Great points. I agree that western labs are in better shape. I’m a software engineer and I swear by Claude Code. The underlying models (Sonnet and Opus) could be twice as expensive and I’d still use them. The productivity boost is just too incredible. Anthropic has managed to differentiate themselves.
Superb analysis - eye opening!
I just finished reading your article titled "Running Out of Runway," but I still have a few lingering questions. What are the chances that MiniMax will be able to further optimize after another capital injection through their IPO that will enable them to reach profitability? I mean they've already done it once, by reducing training costs from 1,365% in 2023, to 266% in 2025. How likely are they to be able to achieve a similar reduction (80%), if they are able to buy just a little more time? Also, what do you make of recent draft rules proposed by the Cyberspace Administration to make AI chatbots less addictive? How will this affect the future of MiniMax? Will these new proposed regulations, if implemented, end MiniMax as a company? What is the Chinese government trying to achieve with these regulations? Are they trying to shape the direction that AI chatbots take away from AI companions to chatbots that promote Chinese culture instead?
Thank you for the great work! Looking forward to see how the capital market reacts.
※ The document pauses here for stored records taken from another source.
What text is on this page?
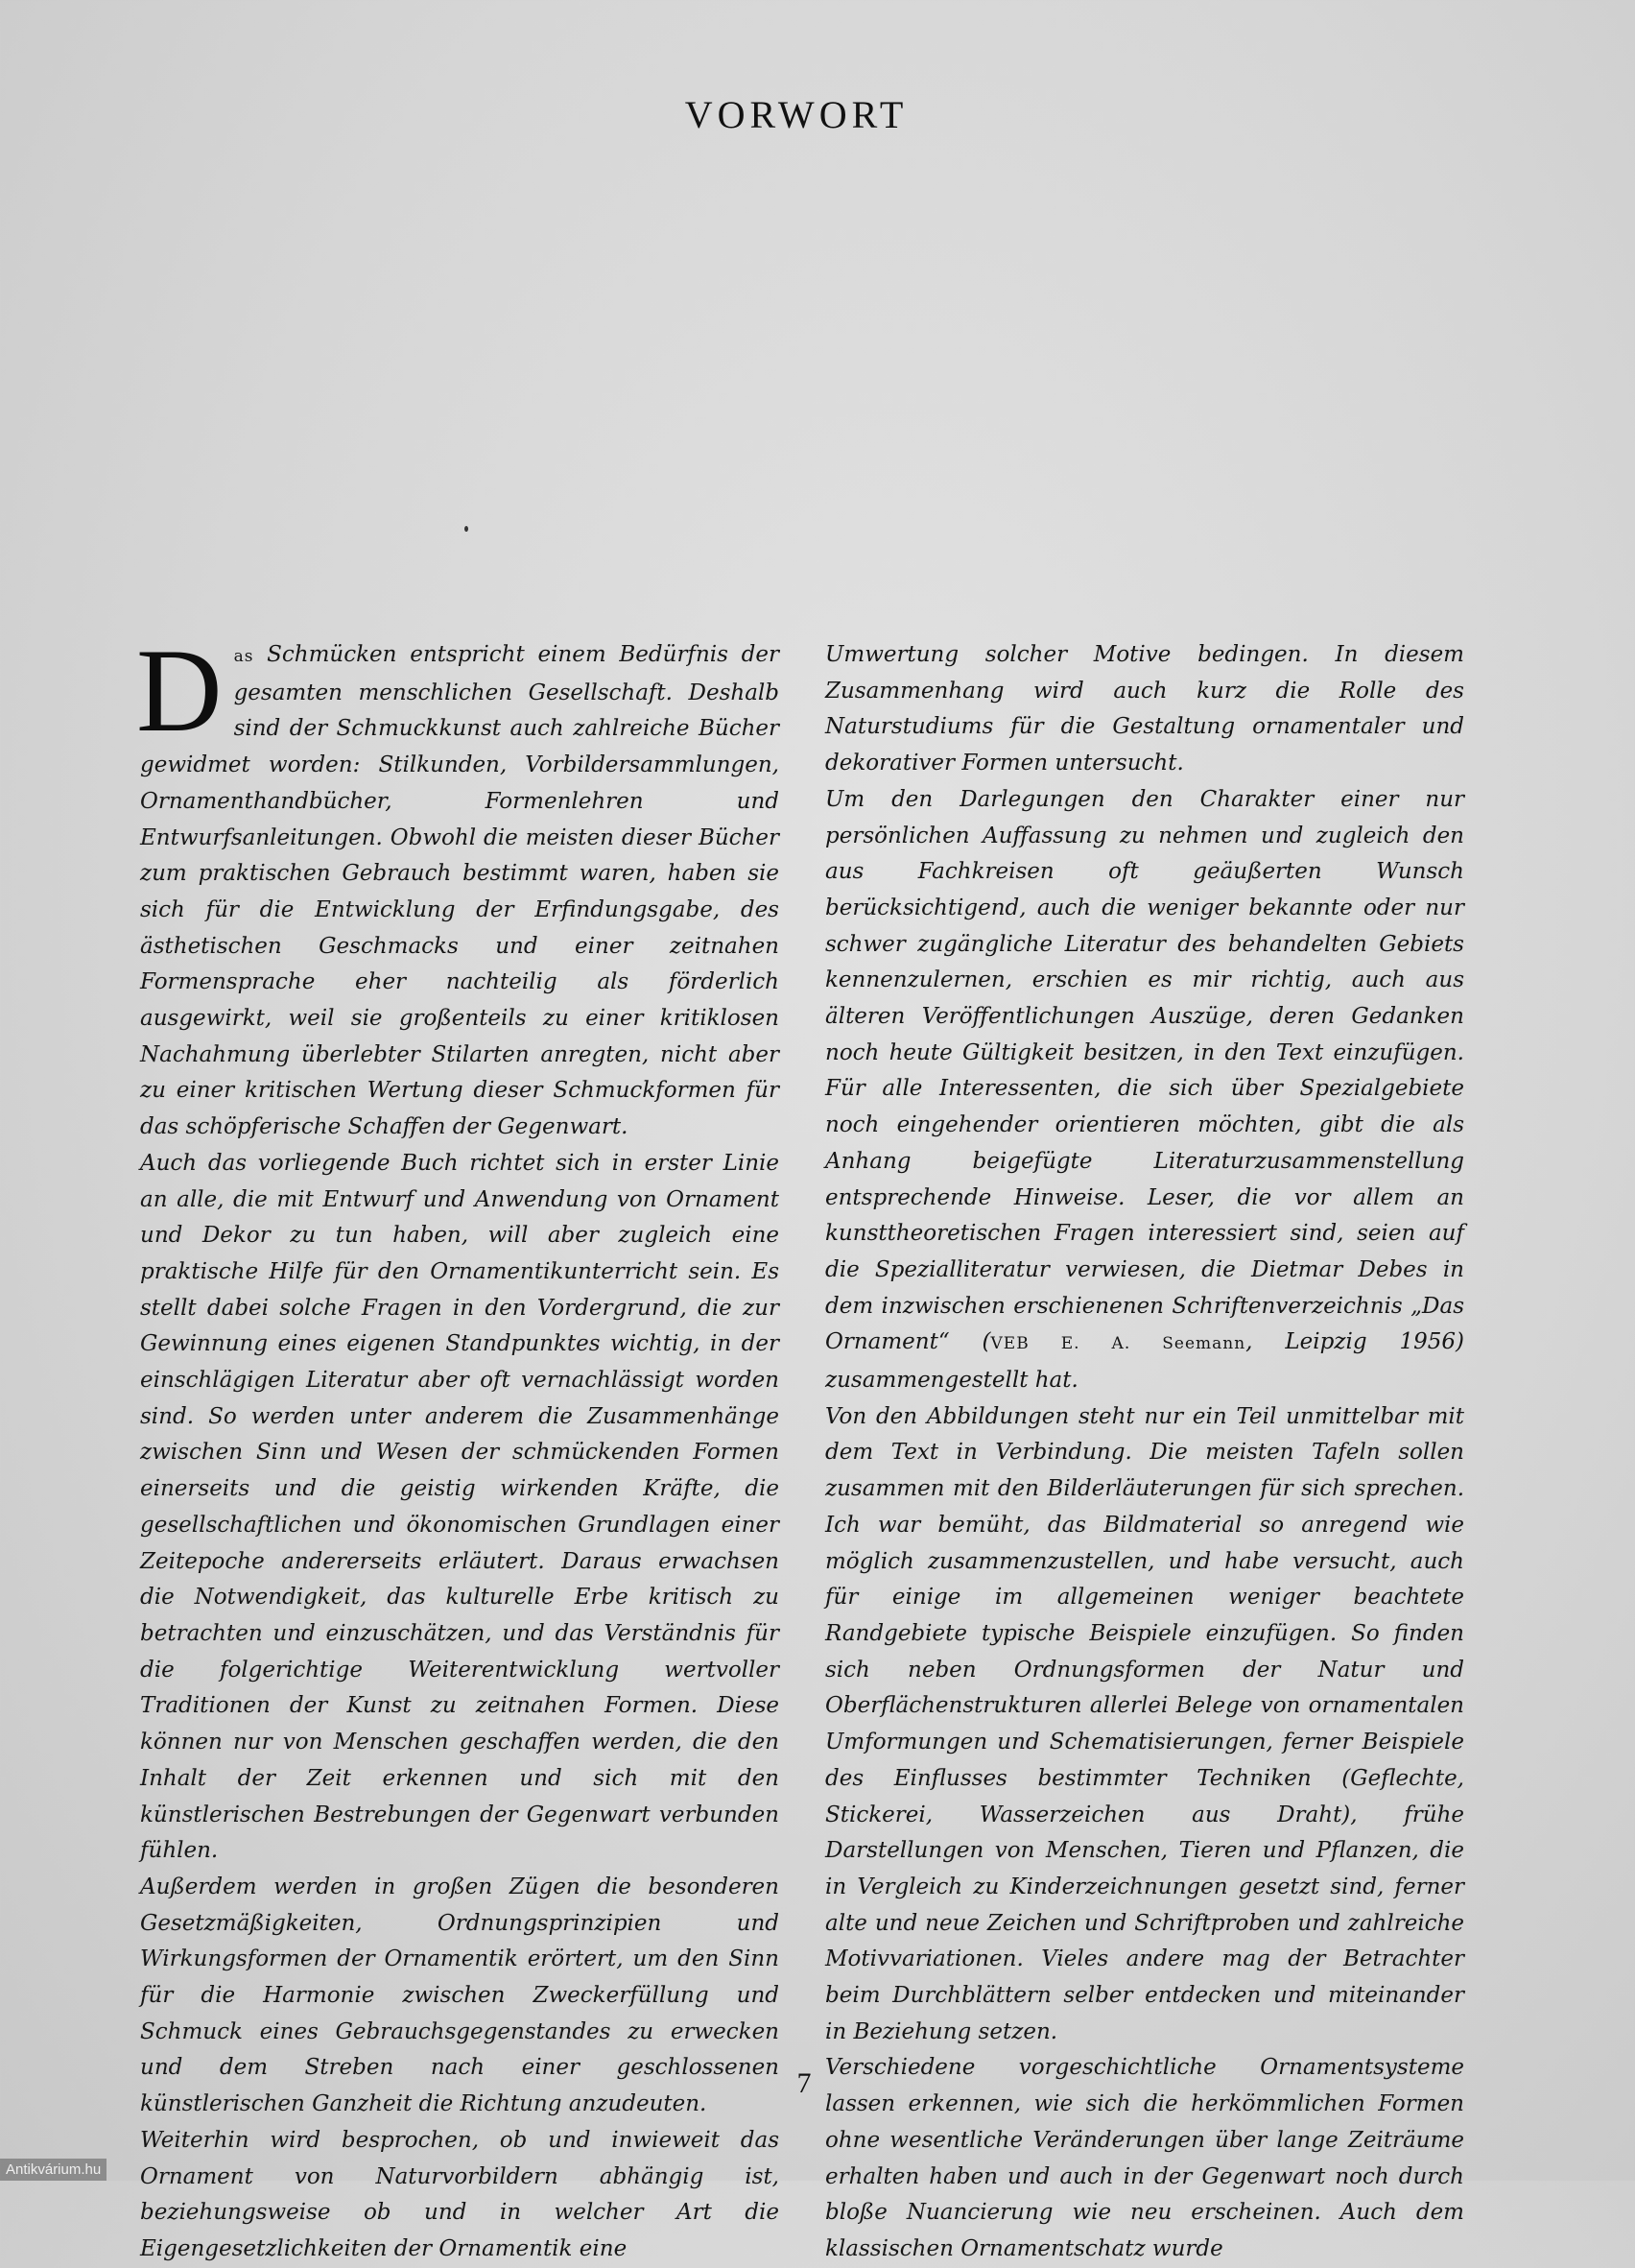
VORWORT

Das Schmücken entspricht einem Bedürfnis der gesamten menschlichen Gesellschaft. Deshalb sind der Schmuckkunst auch zahlreiche Bücher gewidmet worden: Stilkunden, Vorbildersammlungen, Ornamenthandbücher, Formenlehren und Entwurfsanleitungen. Obwohl die meisten dieser Bücher zum praktischen Gebrauch bestimmt waren, haben sie sich für die Entwicklung der Erfindungsgabe, des ästhetischen Geschmacks und einer zeitnahen Formensprache eher nachteilig als förderlich ausgewirkt, weil sie großenteils zu einer kritiklosen Nachahmung überlebter Stilarten anregten, nicht aber zu einer kritischen Wertung dieser Schmuckformen für das schöpferische Schaffen der Gegenwart.

Auch das vorliegende Buch richtet sich in erster Linie an alle, die mit Entwurf und Anwendung von Ornament und Dekor zu tun haben, will aber zugleich eine praktische Hilfe für den Ornamentikunterricht sein. Es stellt dabei solche Fragen in den Vordergrund, die zur Gewinnung eines eigenen Standpunktes wichtig, in der einschlägigen Literatur aber oft vernachlässigt worden sind. So werden unter anderem die Zusammenhänge zwischen Sinn und Wesen der schmückenden Formen einerseits und die geistig wirkenden Kräfte, die gesellschaftlichen und ökonomischen Grundlagen einer Zeitepoche andererseits erläutert. Daraus erwachsen die Notwendigkeit, das kulturelle Erbe kritisch zu betrachten und einzuschätzen, und das Verständnis für die folgerichtige Weiterentwicklung wertvoller Traditionen der Kunst zu zeitnahen Formen. Diese können nur von Menschen geschaffen werden, die den Inhalt der Zeit erkennen und sich mit den künstlerischen Bestrebungen der Gegenwart verbunden fühlen.

Außerdem werden in großen Zügen die besonderen Gesetzmäßigkeiten, Ordnungsprinzipien und Wirkungsformen der Ornamentik erörtert, um den Sinn für die Harmonie zwischen Zweckerfüllung und Schmuck eines Gebrauchsgegenstandes zu erwecken und dem Streben nach einer geschlossenen künstlerischen Ganzheit die Richtung anzudeuten.

Weiterhin wird besprochen, ob und inwieweit das Ornament von Naturvorbildern abhängig ist, beziehungsweise ob und in welcher Art die Eigengesetzlichkeiten der Ornamentik eine

Umwertung solcher Motive bedingen. In diesem Zusammenhang wird auch kurz die Rolle des Naturstudiums für die Gestaltung ornamentaler und dekorativer Formen untersucht.

Um den Darlegungen den Charakter einer nur persönlichen Auffassung zu nehmen und zugleich den aus Fachkreisen oft geäußerten Wunsch berücksichtigend, auch die weniger bekannte oder nur schwer zugängliche Literatur des behandelten Gebiets kennenzulernen, erschien es mir richtig, auch aus älteren Veröffentlichungen Auszüge, deren Gedanken noch heute Gültigkeit besitzen, in den Text einzufügen. Für alle Interessenten, die sich über Spezialgebiete noch eingehender orientieren möchten, gibt die als Anhang beigefügte Literaturzusammenstellung entsprechende Hinweise. Leser, die vor allem an kunsttheoretischen Fragen interessiert sind, seien auf die Spezialliteratur verwiesen, die Dietmar Debes in dem inzwischen erschienenen Schriftenverzeichnis „Das Ornament“ (VEB E. A. Seemann, Leipzig 1956) zusammengestellt hat.

Von den Abbildungen steht nur ein Teil unmittelbar mit dem Text in Verbindung. Die meisten Tafeln sollen zusammen mit den Bilderläuterungen für sich sprechen. Ich war bemüht, das Bildmaterial so anregend wie möglich zusammenzustellen, und habe versucht, auch für einige im allgemeinen weniger beachtete Randgebiete typische Beispiele einzufügen. So finden sich neben Ordnungsformen der Natur und Oberflächenstrukturen allerlei Belege von ornamentalen Umformungen und Schematisierungen, ferner Beispiele des Einflusses bestimmter Techniken (Geflechte, Stickerei, Wasserzeichen aus Draht), frühe Darstellungen von Menschen, Tieren und Pflanzen, die in Vergleich zu Kinderzeichnungen gesetzt sind, ferner alte und neue Zeichen und Schriftproben und zahlreiche Motivvariationen. Vieles andere mag der Betrachter beim Durchblättern selber entdecken und miteinander in Beziehung setzen.

Verschiedene vorgeschichtliche Ornamentsysteme lassen erkennen, wie sich die herkömmlichen Formen ohne wesentliche Veränderungen über lange Zeiträume erhalten haben und auch in der Gegenwart noch durch bloße Nuancierung wie neu erscheinen. Auch dem klassischen Ornamentschatz wurde

7
Antikvárium.hu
This reminds me of one of Buffet’s first investments: a department store that had 3 nearby competitors. He quickly understood the economics were poor because whenever one store spent some money, for instance to install an escalator, the others had to follow suit, even if that wouldn’t increase their sales. Btw I’m surprised the total market is so small (less than $1B). Thank you for the article.
You have to keep retraining models just to maintain current knowledge. This isn’t invention, it’s production.
The real metric: capital spent per month of model relevance. In this view, a model isn't an asset; it's a perishable good with a high rate of depreciation.
If competitors can force faster retraining cycles, they control everyone’s cost structure. DeepSeek didn’t just raise the quality bar—they shortened the lifespan of everyone’s manufactured goods.
This reframes the “profitability paradox” entirely: these aren’t high-margin SaaS companies burning cash on growth. They’re commodity producers with negative unit economics disguised by accounting categories.
Training costs classified as R&D should be COGS. The desperation isn’t about scaling too fast—it’s about being operationally unprofitable.
Increasing scale just makes the economics worse.
Thanks for the interesting article. How did you get to the CNY 2 billion monthly cash burn for MiniMax? Seems a lot higher than the numbers I’ve read.
In general the investment in AI does not show the ROI for any of the companies in the near future.
Are these companies over optimistic?
Is that the reason the companies reluctant to go IPO?
I think you’ve got it backwards. These companies are desperate for funding.
Zhipu had 9 months of cash left in mid-2025. MiniMax burns ¥2B monthly. December IPO filings came because they ran out of alternatives.
The ROI problem makes private investors walk away. Public markets become the only option when you’re burning this fast and can’t attract another private round at scale.